If this is true, the faster the ball hits the treadmill, the less time the treadmill will be able to exert force on the ball, the less it will cause acceleration in the rear-facing vector (toward the back of the treadmill). So, the faster the ball is travelling when it hits the ball, the less rearward force will be imparted. This is obviously not a linear relationship to the angle the ball will leave the treadmill or how far down the treadmill (or off it) the ball will bounce, but less it seems like the effect would be similar to a golf ball bouncing down the cart path vs. the fairway vs. the ruff (less friction in golf being compared with less treadmill contact time for the ball).
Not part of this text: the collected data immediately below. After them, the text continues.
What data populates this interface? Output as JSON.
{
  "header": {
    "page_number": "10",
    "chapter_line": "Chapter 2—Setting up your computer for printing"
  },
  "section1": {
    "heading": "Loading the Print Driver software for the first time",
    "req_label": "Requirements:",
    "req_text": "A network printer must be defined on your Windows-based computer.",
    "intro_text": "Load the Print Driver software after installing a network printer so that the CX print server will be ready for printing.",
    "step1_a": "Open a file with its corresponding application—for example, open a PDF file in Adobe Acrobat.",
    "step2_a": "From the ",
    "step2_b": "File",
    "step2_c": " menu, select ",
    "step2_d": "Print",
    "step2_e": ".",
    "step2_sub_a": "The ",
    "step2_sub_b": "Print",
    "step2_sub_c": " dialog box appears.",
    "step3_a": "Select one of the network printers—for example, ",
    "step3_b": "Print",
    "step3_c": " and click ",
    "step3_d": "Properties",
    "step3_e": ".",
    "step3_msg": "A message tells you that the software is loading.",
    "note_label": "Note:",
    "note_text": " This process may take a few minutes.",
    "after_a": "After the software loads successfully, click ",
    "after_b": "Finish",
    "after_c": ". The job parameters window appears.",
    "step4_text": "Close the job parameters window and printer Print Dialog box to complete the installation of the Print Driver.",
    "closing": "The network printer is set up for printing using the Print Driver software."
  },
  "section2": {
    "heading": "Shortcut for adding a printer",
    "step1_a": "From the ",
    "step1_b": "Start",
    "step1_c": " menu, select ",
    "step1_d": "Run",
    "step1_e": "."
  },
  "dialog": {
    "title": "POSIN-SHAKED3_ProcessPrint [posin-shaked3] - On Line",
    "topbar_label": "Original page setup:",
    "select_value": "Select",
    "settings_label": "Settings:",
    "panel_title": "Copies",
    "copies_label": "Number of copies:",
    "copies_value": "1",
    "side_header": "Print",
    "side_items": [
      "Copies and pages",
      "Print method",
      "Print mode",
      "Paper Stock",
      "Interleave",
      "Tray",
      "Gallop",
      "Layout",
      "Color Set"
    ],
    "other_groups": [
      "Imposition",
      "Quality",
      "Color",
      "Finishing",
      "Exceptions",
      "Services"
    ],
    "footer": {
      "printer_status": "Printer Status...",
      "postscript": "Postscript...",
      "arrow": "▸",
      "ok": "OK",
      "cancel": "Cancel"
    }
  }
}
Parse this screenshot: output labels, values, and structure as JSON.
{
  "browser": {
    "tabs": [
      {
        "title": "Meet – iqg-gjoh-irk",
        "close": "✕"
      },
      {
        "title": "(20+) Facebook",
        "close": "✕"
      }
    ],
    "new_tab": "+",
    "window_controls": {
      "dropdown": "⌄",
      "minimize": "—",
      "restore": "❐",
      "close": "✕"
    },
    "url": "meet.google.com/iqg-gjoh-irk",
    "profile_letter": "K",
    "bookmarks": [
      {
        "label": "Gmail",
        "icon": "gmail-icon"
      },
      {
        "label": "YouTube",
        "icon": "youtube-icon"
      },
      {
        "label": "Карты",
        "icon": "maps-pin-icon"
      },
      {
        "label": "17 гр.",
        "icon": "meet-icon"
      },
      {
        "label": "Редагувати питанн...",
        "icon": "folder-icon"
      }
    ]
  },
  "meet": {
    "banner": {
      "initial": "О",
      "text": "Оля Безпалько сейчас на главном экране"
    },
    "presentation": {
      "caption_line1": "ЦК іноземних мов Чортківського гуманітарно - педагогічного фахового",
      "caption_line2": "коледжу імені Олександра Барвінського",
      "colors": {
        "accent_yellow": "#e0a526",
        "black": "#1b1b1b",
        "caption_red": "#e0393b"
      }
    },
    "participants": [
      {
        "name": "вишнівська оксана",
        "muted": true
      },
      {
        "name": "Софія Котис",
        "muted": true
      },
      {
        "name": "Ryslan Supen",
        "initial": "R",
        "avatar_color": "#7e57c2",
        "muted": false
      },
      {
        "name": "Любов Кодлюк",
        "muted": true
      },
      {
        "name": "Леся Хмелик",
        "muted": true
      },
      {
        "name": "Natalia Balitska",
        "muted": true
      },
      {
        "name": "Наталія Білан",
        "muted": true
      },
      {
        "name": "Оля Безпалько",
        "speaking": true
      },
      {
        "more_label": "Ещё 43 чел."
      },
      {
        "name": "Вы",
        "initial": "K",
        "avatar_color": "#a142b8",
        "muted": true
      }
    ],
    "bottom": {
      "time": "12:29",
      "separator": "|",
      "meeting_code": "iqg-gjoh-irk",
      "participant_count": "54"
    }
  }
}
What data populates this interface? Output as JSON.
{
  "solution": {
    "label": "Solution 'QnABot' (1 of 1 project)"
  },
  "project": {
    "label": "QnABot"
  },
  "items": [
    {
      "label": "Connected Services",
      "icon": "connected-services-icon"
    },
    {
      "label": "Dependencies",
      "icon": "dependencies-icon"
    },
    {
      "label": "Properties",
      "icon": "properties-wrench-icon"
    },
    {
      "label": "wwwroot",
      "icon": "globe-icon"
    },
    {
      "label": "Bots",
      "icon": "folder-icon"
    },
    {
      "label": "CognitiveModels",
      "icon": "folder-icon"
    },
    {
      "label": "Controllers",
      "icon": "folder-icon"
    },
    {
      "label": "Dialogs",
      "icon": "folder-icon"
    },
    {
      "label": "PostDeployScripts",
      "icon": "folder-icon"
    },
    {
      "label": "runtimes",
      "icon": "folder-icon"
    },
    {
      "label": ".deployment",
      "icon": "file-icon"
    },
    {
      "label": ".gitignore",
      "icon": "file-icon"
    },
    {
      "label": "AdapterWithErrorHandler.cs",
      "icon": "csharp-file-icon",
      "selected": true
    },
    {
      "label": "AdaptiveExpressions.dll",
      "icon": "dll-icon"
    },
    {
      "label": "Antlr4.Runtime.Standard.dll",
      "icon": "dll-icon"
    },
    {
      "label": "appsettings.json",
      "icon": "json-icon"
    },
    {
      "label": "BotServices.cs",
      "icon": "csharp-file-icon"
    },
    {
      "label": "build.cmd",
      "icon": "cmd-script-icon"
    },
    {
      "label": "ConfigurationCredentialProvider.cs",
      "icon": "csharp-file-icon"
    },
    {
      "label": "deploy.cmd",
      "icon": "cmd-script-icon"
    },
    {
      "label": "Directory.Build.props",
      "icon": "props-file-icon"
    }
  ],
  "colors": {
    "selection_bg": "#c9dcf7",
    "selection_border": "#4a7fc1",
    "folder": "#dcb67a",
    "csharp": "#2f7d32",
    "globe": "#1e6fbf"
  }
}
If there is an analogy in elasticity and impact in runners tendons/legs, then it seems that those runners with a more effective tendon/ligament elasticity and those with shorter ground contact time would have an easier time running on a treadmill. The reason would be that the treadmill would spend less time imparting rearward force to the runners body through the legs. In other words, assuming two runners apply the same amount of horizontal vector force per footstrike, but a different amount of vertical force per footstrike (caused by better elasticity, for instance), the runner with the higher vertical force is going to be better at treadmill running relative to normal ground running. The reason would be that the ground gives just a normal force and the treadmill actually applies a force in a specific direction?
I'm thinking that there is a logical error somewhere in this thought, but I can't tell where. My guess is that there is a corresponding frictional normal force on regular ground, or that I'm still conflating the two different inertial reference points in my ball analogy, and so it only carries over to the first few steps on a treadmill for a runner. If anyone can sort through this and give me an answer, I'll be very happy.